Experimental setup includes flat RAG baselines (NaïveRAG, BM25) and several GraphRAG pipelines (Fast‑GraphRAG, Microsoft GraphRAG – local and global variants). Documents are chunked into 1,200‑token windows with 100‑token overlap; top‑k retrieval is set to 5 for fact questions and 10 for summaries. Graph construction and answer generation use gpt‑4o‑mini, while evaluation employs gpt‑5‑mini as the judge.

Results reveal that GraphRAG methods outperform flat baselines on multi‑fact questions, achieving 12–15 % higher accuracy, confirming that graph‑guided evidence expansion is beneficial when relevant facts are scattered across multiple sources. However, on summary questions, GraphRAG systems exhibit lower precision: they tend to over‑emphasize high‑level statements and omit finer details, leading to reduced statement‑level recall and overall F1. This suggests that current graph aggregation strategies bias toward “core” nodes and lack mechanisms to preserve granular information.
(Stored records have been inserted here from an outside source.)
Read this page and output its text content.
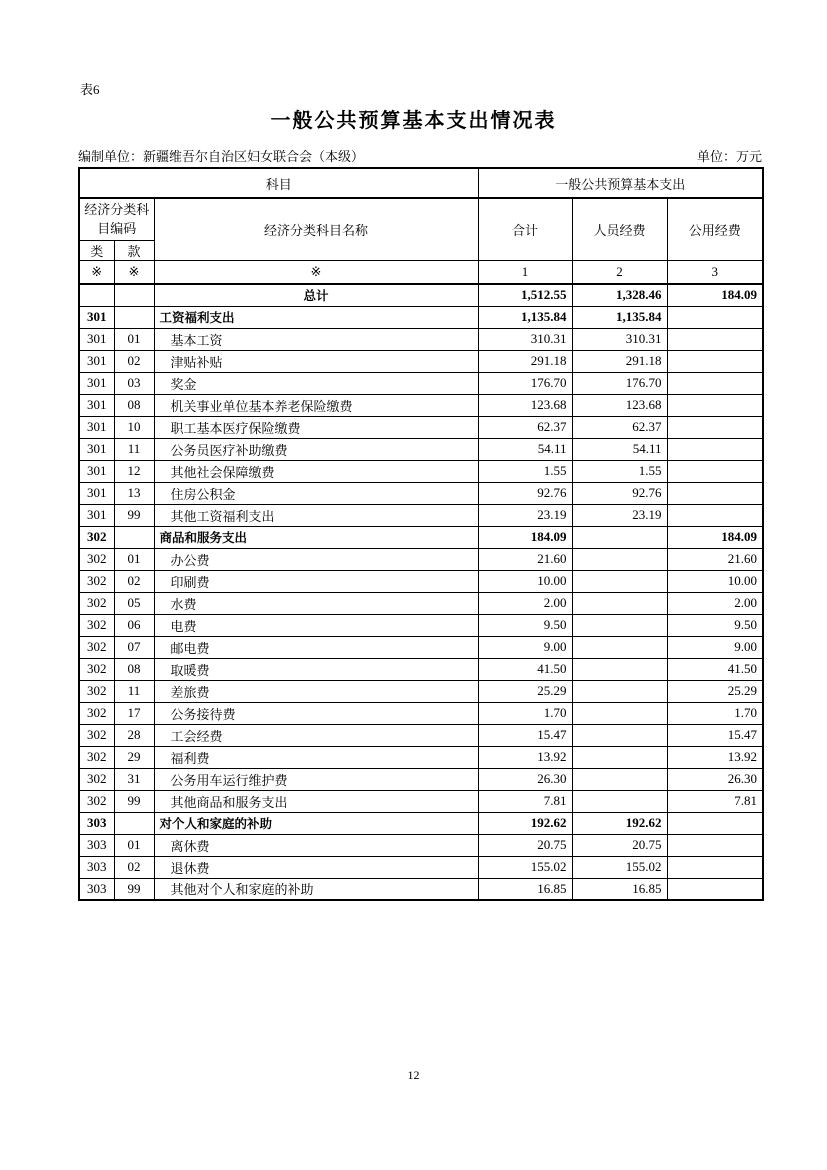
表6
一般公共预算基本支出情况表
编制单位：新疆维吾尔自治区妇女联合会（本级）	单位：万元
科目			一般公共预算基本支出		
经济分类科目编码		经济分类科目名称	合计	人员经费	公用经费
类	款				
※	※	※	1	2	3
		总计	1,512.55	1,328.46	184.09
301		工资福利支出	1,135.84	1,135.84	
301	01	基本工资	310.31	310.31	
301	02	津贴补贴	291.18	291.18	
301	03	奖金	176.70	176.70	
301	08	机关事业单位基本养老保险缴费	123.68	123.68	
301	10	职工基本医疗保险缴费	62.37	62.37	
301	11	公务员医疗补助缴费	54.11	54.11	
301	12	其他社会保障缴费	1.55	1.55	
301	13	住房公积金	92.76	92.76	
301	99	其他工资福利支出	23.19	23.19	
302		商品和服务支出	184.09		184.09
302	01	办公费	21.60		21.60
302	02	印刷费	10.00		10.00
302	05	水费	2.00		2.00
302	06	电费	9.50		9.50
302	07	邮电费	9.00		9.00
302	08	取暖费	41.50		41.50
302	11	差旅费	25.29		25.29
302	17	公务接待费	1.70		1.70
302	28	工会经费	15.47		15.47
302	29	福利费	13.92		13.92
302	31	公务用车运行维护费	26.30		26.30
302	99	其他商品和服务支出	7.81		7.81
303		对个人和家庭的补助	192.62	192.62	
303	01	离休费	20.75	20.75	
303	02	退休费	155.02	155.02	
303	99	其他对个人和家庭的补助	16.85	16.85	
12
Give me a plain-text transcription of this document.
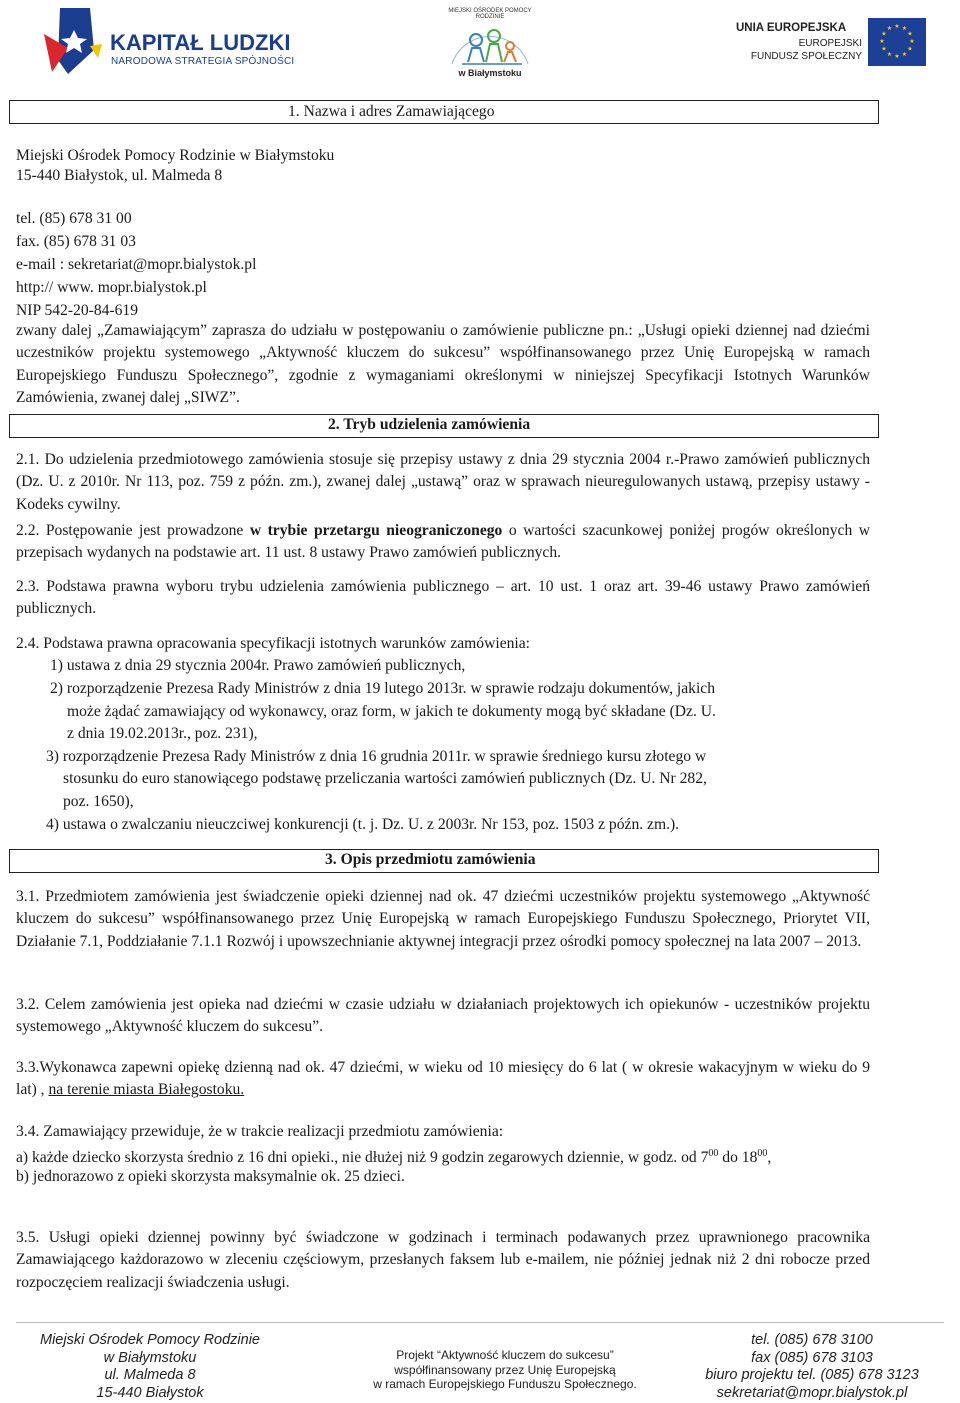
KAPITAŁ LUDZKI
NARODOWA STRATEGIA SPÓJNOŚCI
MIEJSKI OŚRODEK POMOCY RODZINIE
w Białymstoku
UNIA EUROPEJSKA
EUROPEJSKI
FUNDUSZ SPOŁECZNY
★ ★
★
★
★
★
★
★
★
★
★
★
1. Nazwa i adres Zamawiającego
Miejski Ośrodek Pomocy Rodzinie w Białymstoku
15-440 Białystok, ul. Malmeda 8
tel. (85) 678 31 00
fax. (85) 678 31 03
e-mail : sekretariat@mopr.bialystok.pl
http:// www. mopr.bialystok.pl
NIP 542-20-84-619
zwany dalej „Zamawiającym” zaprasza do udziału w postępowaniu o zamówienie publiczne pn.: „Usługi opieki dziennej nad dziećmi uczestników projektu systemowego „Aktywność kluczem do sukcesu” współfinansowanego przez Unię Europejską w ramach Europejskiego Funduszu Społecznego”, zgodnie z wymaganiami określonymi w niniejszej Specyfikacji Istotnych Warunków Zamówienia, zwanej dalej „SIWZ”.
2. Tryb udzielenia zamówienia
2.1. Do udzielenia przedmiotowego zamówienia stosuje się przepisy ustawy z dnia 29 stycznia 2004 r.-Prawo zamówień publicznych (Dz. U. z 2010r. Nr 113, poz. 759 z późn. zm.), zwanej dalej „ustawą” oraz w sprawach nieuregulowanych ustawą, przepisy ustawy - Kodeks cywilny.
2.2. Postępowanie jest prowadzone w trybie przetargu nieograniczonego o wartości szacunkowej poniżej progów określonych w przepisach wydanych na podstawie art. 11 ust. 8 ustawy Prawo zamówień publicznych.
2.3. Podstawa prawna wyboru trybu udzielenia zamówienia publicznego – art. 10 ust. 1 oraz art. 39-46 ustawy Prawo zamówień publicznych.
2.4. Podstawa prawna opracowania specyfikacji istotnych warunków zamówienia:
1) ustawa z dnia 29 stycznia 2004r. Prawo zamówień publicznych,
2) rozporządzenie Prezesa Rady Ministrów z dnia 19 lutego 2013r. w sprawie rodzaju dokumentów, jakich
może żądać zamawiający od wykonawcy, oraz form, w jakich te dokumenty mogą być składane (Dz. U.
z dnia 19.02.2013r., poz. 231),
3) rozporządzenie Prezesa Rady Ministrów z dnia 16 grudnia 2011r. w sprawie średniego kursu złotego w
stosunku do euro stanowiącego podstawę przeliczania wartości zamówień publicznych (Dz. U. Nr 282,
poz. 1650),
4) ustawa o zwalczaniu nieuczciwej konkurencji (t. j. Dz. U. z 2003r. Nr 153, poz. 1503 z późn. zm.).
3. Opis przedmiotu zamówienia
3.1. Przedmiotem zamówienia jest świadczenie opieki dziennej nad ok. 47 dziećmi uczestników projektu systemowego „Aktywność kluczem do sukcesu” współfinansowanego przez Unię Europejską w ramach Europejskiego Funduszu Społecznego, Priorytet VII, Działanie 7.1, Poddziałanie 7.1.1 Rozwój i upowszechnianie aktywnej integracji przez ośrodki pomocy społecznej na lata 2007 – 2013.
3.2. Celem zamówienia jest opieka nad dziećmi w czasie udziału w działaniach projektowych ich opiekunów - uczestników projektu systemowego „Aktywność kluczem do sukcesu”.
3.3.Wykonawca zapewni opiekę dzienną nad ok. 47 dziećmi, w wieku od 10 miesięcy do 6 lat ( w okresie wakacyjnym w wieku do 9 lat) , na terenie miasta Białegostoku.
3.4. Zamawiający przewiduje, że w trakcie realizacji przedmiotu zamówienia:
a) każde dziecko skorzysta średnio z 16 dni opieki., nie dłużej niż 9 godzin zegarowych dziennie, w godz. od $7^{00}$ do $18^{00}$,
b) jednorazowo z opieki skorzysta maksymalnie ok. 25 dzieci.
3.5. Usługi opieki dziennej powinny być świadczone w godzinach i terminach podawanych przez uprawnionego pracownika Zamawiającego każdorazowo w zleceniu częściowym, przesłanych faksem lub e-mailem, nie później jednak niż 2 dni robocze przed rozpoczęciem realizacji świadczenia usługi.
Miejski Ośrodek Pomocy Rodzinie
w Białymstoku
ul. Malmeda 8
15-440 Białystok
Projekt “Aktywność kluczem do sukcesu”
współfinansowany przez Unię Europejską
w ramach Europejskiego Funduszu Społecznego.
tel. (085) 678 3100
fax (085) 678 3103
biuro projektu tel. (085) 678 3123
sekretariat@mopr.bialystok.pl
The paper’s contributions are threefold: (1) introducing a benchmark that faithfully reproduces the challenges of real‑world, heterogeneous web corpora; (2) providing a statement‑grounded evaluation framework that jointly measures factual correctness and coverage; (3) delivering empirical evidence that while GraphRAG excels at moderate‑scale multi‑source aggregation, it struggles with broad summarization tasks, highlighting a design limitation that future work should address. Potential directions include refining graph propagation weights to retain low‑level facts, incorporating noise‑robust filtering before graph construction, and designing summary‑specific graph structures that balance high‑level abstraction with detail preservation.